Not many head chefs have the privilege of saying that Eddie McGuire wanted to dine at their restaurants, let alone tell him no.

As head chef Jarrod Moore recollects this as one of the highlights of his career, “…we were full. So that was kind of bad and cool at the same time. Like no one’s special, if you book you come in, if you don’t, then you can’t come in”.

He works at a charming little restaurant and bar called ‘B.East’, which is a clever pun for their Brunswick East location and specialty in meat based food. Just by looking at the restaurant design and the colourful urban graffiti artwork along the walls, one can immediately tell that ‘B.East’ has a unique character and style that sets it apart from others.
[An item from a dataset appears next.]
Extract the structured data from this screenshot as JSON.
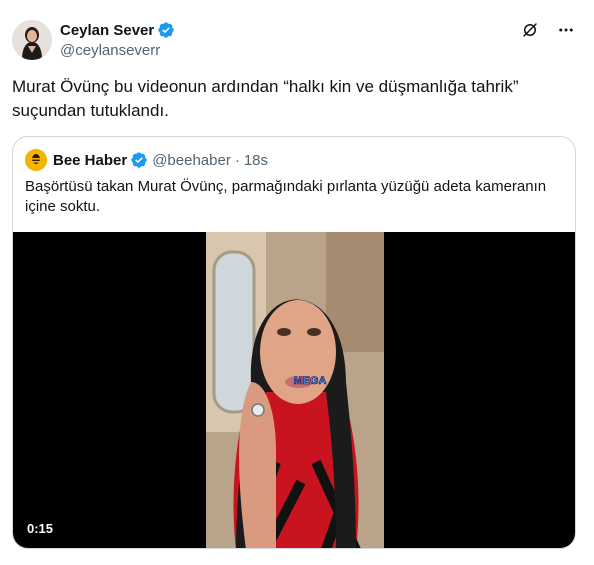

Unafraid of being adventurous and following their successful ‘Forgotten Fruit’ menu from last year for the Melbourne Food and Wine Festival, this time they’re offering a special ‘Beasts from the Bush’ menu that probably has most jaws dropping at first glance.

From the southern fried crocodile to the 12-hour pulled ‘roo tail burger, ‘B.East’ will undoubtedly give an experience like no other. The event was sold out a week before, with only eighty-five spots available for reservation.

Responsible for this menu is none other than Jarrod Moore himself, who was given complete creative freedom when it came down to choosing what would appear on the menu, and is the best part of the job for him.

“There aren’t many professions where everyday someone has to say you have to come up with something new”.

His personal favourite from the menu, the wild boar and possum empanadas, took over eight hours to cook down.

Wild boar and possum empanadas and napoleone  saison duval

Wild boar and possum empanadas and napoleone saison duval

The wait was definitely worth it.

Costing only $5 in the form of something like a small sausage roll (true to the Aussie spirit), the possum and boar meat of the empanadas was juicy with an organic feel on top of a subtle hint of chocolate derived from the wattle seeds, which complimented the thickness and sweetness of the hard yet not obliging pastry covering. Matched with the sourness and the lightly tangy bush tomato chutney, the empanadas would be a perfect after-school snack that could easily replace your average beef pie.

So don’t beat around the bush and try some possum out.